Seconde bonne nouvelle annoncée au Bourget, le financement du programme devrait être inférieur à celui précédemment échelonné. 500 millions d’euros d’économies pourraient être réalisées.

 » Je suis d’avis que ce chiffre (…) peut être revu à la baisse avec une réduction des coûts de 500 millions d’euros de moins » a annoncé le commissaire.

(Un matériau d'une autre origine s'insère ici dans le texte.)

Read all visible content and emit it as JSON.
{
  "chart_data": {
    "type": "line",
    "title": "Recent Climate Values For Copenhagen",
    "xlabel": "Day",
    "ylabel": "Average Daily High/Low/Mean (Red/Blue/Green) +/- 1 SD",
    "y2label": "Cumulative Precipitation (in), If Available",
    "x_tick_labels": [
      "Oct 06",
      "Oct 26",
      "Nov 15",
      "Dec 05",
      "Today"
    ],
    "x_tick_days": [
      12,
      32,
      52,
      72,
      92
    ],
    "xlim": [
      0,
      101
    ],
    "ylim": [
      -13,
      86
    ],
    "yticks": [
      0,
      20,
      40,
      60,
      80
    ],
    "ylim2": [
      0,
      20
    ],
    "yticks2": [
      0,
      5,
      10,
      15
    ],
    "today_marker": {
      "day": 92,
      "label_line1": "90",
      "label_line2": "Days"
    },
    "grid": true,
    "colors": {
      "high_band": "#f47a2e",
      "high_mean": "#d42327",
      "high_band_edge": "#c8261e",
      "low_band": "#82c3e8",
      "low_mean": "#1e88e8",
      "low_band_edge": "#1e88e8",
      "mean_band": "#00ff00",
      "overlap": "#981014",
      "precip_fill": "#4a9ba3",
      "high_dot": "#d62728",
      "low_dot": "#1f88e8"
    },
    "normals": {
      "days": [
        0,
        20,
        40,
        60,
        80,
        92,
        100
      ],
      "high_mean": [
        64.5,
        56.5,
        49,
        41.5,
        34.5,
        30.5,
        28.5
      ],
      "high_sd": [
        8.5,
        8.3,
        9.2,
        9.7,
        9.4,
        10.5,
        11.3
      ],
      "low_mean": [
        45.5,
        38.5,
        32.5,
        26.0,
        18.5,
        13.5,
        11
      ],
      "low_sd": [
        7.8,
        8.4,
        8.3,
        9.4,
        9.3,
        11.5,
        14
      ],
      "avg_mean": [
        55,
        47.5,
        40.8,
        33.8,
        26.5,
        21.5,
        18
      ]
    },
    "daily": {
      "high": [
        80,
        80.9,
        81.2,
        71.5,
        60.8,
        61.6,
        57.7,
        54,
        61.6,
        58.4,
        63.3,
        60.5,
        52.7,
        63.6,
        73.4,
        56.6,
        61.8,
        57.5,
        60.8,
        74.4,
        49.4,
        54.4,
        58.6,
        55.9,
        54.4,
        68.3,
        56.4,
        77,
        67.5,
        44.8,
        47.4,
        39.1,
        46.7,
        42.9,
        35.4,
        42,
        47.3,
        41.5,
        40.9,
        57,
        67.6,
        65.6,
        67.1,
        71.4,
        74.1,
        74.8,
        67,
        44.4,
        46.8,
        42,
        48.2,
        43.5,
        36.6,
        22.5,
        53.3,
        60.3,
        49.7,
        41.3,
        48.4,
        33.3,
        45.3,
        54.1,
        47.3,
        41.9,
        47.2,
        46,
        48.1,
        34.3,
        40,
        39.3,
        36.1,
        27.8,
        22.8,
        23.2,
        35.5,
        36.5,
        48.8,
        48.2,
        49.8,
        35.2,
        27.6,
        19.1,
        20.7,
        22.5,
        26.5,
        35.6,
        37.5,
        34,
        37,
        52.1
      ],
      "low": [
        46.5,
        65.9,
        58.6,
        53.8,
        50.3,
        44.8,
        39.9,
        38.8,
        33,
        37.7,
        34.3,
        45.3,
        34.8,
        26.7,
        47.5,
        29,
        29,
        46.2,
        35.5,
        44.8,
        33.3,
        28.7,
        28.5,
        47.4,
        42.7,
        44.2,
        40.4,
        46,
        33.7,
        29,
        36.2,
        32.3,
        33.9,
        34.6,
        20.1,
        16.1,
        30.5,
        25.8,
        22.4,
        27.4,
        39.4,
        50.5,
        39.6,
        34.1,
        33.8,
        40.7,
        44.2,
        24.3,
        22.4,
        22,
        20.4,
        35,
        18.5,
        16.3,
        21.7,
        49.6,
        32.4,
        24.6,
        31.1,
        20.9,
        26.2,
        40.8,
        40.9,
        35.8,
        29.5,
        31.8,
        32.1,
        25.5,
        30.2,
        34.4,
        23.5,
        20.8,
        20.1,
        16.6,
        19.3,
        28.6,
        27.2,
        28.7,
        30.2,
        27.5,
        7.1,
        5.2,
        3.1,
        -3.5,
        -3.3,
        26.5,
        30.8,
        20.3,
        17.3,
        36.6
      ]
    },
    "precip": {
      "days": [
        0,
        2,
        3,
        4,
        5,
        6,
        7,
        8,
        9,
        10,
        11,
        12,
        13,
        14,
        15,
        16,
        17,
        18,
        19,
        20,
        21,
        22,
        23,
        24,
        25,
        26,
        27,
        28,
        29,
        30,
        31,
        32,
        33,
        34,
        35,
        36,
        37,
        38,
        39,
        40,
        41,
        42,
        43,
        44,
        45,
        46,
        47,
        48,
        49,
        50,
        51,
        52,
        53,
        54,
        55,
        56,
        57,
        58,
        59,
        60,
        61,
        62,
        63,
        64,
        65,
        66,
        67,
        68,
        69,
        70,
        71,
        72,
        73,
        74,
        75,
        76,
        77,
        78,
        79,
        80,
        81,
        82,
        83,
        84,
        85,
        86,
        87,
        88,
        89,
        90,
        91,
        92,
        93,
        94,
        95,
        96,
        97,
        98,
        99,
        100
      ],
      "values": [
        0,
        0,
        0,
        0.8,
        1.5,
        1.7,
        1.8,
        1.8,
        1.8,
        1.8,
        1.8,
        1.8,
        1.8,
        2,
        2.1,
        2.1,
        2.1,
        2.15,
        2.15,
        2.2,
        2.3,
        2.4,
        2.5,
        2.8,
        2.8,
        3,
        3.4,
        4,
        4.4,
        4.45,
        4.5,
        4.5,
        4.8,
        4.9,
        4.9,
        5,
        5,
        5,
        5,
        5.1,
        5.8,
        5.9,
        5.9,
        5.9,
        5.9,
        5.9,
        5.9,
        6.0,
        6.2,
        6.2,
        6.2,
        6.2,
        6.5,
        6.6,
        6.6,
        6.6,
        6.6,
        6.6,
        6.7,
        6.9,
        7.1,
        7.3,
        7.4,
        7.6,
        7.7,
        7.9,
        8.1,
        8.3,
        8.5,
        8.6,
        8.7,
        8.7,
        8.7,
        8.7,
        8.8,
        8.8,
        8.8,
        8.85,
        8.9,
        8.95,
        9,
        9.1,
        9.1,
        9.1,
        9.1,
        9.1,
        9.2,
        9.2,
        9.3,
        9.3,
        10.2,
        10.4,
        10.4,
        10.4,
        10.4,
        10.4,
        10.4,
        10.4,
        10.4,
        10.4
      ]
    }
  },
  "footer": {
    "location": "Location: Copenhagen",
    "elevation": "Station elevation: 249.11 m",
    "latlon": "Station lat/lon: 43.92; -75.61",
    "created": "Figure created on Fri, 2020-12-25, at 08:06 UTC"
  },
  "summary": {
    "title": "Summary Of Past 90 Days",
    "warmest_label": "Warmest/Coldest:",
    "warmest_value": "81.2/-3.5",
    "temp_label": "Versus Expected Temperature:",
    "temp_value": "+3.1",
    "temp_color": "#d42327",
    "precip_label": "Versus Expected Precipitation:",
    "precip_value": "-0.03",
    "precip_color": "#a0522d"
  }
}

Un point positif de taille quant on sait que le financement a toujours représenté un frein au développement de Galileo.

Le budget total du projet pour la période 2007-2013 s’élève à 3,4 milliards d’euros. Mais les 2/3 du budget ont déjà été engagés. Et 12 satellite restent encore à construire. 

Dans un rapport, paru en janvier dernier, à mi-parcours des programmes européens de radionavigation par satellite, la Commission a fait état d’une estimation de 1,9 milliards d’euros pour achever totalement l’infrastructure, et de coûts d’exploitation annuels moyens de 800 millions d’euros.

« Je pense qu’il s’agit d’une bonne nouvelle car les budgets publics ne sont pas extensibles, surtout en cette période », a ajouté Antonio Tajani.

Le premier satellite Galileo devrait être lancé en octobre prochain. D’ici à 2014, 18 satellites devraient être mis sur orbite, 30 en 2020.